Education
Maynes was educated at Saint Malachy"s College in Ulster just outside Befast.
Maynes was educated at Saint Malachy"s College in Ulster just outside Befast.
He joined Reuters in 1944, and remained with the company for 34 years, retiring in 1978. During that time, he covered the Doctorate-Day landings, the Liberation of Paris, the Nuremberg Trials, the creation of the State of Israel, the Suez Crisis, the discovery of the Dead Sea Scrolls, and the Army–McCarthy hearings, in Washington, District of Columbia. Maynes landed on Doctorate-Day with the American airborne forces and was accredited to General George South. Patton’s United States. 3rd Army for much of the campaign. Maynes was the first British correspondent to enter Paris after the Normandy invasion, arriving with another accredited correspondent, Ernest Hemingway, two days before the city"s liberation by Allied Forces.

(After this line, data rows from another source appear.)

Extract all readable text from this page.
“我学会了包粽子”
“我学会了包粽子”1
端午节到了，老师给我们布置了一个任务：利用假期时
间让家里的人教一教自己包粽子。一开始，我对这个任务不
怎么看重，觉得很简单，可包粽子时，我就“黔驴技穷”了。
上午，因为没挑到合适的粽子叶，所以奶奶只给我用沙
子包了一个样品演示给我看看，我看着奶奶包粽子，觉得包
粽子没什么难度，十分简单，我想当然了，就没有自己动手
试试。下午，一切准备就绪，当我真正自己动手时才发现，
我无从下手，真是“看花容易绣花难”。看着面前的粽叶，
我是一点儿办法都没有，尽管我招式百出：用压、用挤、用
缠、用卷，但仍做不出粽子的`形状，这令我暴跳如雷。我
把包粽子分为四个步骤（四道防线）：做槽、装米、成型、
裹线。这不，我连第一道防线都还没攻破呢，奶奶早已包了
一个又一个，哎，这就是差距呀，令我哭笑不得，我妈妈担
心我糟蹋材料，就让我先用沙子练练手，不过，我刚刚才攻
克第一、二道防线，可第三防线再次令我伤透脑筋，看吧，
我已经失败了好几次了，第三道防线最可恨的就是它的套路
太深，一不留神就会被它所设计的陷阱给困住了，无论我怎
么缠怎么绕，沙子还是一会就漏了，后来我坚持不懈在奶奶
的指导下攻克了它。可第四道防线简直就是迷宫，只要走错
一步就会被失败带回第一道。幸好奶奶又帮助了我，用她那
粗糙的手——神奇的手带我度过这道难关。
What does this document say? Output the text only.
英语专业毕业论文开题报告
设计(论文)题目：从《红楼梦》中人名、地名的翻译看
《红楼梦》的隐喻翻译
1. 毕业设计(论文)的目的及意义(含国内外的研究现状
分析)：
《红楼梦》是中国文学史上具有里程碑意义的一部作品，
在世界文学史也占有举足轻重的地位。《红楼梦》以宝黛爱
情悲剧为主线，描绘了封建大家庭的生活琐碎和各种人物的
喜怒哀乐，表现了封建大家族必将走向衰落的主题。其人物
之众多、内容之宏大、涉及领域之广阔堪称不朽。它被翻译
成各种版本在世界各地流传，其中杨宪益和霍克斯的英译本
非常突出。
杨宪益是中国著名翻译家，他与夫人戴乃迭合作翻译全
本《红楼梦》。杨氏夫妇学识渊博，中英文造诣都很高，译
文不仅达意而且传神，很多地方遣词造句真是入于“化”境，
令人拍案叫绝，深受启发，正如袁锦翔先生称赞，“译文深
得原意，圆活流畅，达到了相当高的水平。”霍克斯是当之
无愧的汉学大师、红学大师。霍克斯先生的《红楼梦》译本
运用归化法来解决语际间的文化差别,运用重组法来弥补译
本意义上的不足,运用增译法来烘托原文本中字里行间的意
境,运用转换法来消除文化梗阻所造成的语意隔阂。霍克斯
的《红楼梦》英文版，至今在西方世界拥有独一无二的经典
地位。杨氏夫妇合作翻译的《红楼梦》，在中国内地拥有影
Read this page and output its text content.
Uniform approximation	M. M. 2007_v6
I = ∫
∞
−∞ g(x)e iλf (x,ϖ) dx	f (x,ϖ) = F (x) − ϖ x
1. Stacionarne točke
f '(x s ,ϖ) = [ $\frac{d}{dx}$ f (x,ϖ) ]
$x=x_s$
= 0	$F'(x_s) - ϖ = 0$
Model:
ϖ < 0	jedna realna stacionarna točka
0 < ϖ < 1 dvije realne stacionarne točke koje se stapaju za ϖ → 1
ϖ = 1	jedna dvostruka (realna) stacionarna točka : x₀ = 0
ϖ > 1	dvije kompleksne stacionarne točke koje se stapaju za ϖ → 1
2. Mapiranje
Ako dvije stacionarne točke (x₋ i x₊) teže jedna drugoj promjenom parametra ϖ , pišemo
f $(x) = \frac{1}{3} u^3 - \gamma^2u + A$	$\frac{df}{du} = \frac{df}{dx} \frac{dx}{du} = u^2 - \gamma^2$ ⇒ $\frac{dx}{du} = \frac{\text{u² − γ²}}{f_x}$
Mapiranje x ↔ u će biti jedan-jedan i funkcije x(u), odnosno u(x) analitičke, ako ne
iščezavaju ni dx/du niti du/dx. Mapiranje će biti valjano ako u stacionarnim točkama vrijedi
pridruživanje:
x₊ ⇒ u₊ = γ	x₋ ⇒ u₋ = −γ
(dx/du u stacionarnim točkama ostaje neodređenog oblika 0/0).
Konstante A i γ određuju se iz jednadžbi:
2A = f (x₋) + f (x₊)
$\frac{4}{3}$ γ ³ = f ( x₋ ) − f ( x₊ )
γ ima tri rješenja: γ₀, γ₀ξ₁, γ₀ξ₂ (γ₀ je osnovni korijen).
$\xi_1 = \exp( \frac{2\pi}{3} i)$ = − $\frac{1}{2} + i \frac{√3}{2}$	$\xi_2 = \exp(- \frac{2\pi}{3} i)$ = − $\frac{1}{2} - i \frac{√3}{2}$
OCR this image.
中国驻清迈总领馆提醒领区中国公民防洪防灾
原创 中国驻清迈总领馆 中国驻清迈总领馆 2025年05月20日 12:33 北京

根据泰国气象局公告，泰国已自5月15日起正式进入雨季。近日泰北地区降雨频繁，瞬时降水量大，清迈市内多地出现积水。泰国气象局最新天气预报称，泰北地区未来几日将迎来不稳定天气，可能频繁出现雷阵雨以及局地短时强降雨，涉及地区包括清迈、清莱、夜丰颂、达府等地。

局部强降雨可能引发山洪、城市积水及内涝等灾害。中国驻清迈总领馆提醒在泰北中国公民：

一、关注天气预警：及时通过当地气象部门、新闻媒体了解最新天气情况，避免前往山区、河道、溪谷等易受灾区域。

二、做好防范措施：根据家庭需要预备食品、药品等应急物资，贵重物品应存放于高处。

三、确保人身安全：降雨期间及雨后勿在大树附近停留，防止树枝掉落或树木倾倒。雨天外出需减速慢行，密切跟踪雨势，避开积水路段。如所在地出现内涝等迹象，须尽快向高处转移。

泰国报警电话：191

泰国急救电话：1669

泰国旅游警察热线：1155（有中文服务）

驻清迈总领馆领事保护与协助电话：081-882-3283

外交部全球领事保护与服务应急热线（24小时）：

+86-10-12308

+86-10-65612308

Maynes was part of the Reuters team that reported the original Nuremberg War Trials from start to finish, having earlier helped to set up Reuters offices in Hamburg and Berlin immediately after the close of hostilities.
Maynes returned to Normandy in 1964 to report on the recovery of the region 20 years after the invasion. Maynes was dispatched to Palestine in 1948, accredited to the Arab Legion during the subsequent war with Israel.
He joined Reuters Washington bureau in 1949, covering the White House during the Truman and Eisenhower administration. Maynes returned to the Middle East in 1956 to cover the Suez Crisis in 1956.
Maynes retired from Reuters in 1978 and died on August 13, 1998.